The core problem is that the Greens, by and large, don’t engage in the sort of transactional journalism that is the bread and butter of gallery reporting and much of politics in Canberra. Politicians — government and opposition alike — provide information to journalists as part of a transaction in which, the spoken or unspoken quid pro quo is, the agenda of the source is given coverage. Politicians who aren’t willing to provide information to the media risk getting frozen out in favour of those who are prepared to be sources. Journalists who are perceived as unco-operative don’t have calls returned.
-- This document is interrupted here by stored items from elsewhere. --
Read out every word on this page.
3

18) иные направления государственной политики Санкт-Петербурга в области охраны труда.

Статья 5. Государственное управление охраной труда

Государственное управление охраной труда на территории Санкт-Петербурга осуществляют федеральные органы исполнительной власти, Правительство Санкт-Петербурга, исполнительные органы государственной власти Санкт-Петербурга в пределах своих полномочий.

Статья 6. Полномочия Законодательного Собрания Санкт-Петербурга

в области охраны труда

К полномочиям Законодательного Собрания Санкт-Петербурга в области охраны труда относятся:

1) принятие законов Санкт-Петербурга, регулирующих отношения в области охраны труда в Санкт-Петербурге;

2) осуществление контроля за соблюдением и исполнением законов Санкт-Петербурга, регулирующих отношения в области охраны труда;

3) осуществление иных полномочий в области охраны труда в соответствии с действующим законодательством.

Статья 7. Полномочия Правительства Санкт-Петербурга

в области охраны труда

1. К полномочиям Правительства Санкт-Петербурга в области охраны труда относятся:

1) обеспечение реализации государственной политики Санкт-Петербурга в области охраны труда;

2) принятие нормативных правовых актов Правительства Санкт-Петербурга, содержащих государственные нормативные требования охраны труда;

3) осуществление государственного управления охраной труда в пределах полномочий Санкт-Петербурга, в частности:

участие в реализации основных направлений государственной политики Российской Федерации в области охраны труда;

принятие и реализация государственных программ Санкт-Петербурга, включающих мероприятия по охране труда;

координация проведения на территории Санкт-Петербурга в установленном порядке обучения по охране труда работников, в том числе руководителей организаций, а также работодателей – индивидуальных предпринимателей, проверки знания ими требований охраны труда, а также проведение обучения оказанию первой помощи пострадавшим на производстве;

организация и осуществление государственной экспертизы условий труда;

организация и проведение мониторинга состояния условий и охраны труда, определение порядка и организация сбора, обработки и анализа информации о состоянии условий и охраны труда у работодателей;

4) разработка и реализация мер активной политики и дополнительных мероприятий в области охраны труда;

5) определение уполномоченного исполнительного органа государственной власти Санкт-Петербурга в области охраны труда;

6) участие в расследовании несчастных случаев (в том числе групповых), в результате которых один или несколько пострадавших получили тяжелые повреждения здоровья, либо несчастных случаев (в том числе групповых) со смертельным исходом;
There’s nothing innately wrong with transactional journalism as long as both parties and the consumer know what they’re getting, and anyway the best journalists don’t rely on it, even if they occasionally engage in it. But the Greens tend not to co-operate, and it can infuriate hacks. It tends to undermine the personality-based approach to political journalism that so many rely on: the Greens don’t white-ant each other, by and large, but instead focus on policy, which means journalists have to ditch the emphasis on which individuals are winning or losing (cue today’s stories about how Adam Bandt is the “loser” from yesterday) and deal with more difficult issues.

All this will probably change if the Greens succeed in expanding further and the legacy of Brown and Milne recedes into history. But the gallery will be hoping “generational change” in the Greens means a change in their relationship with the media.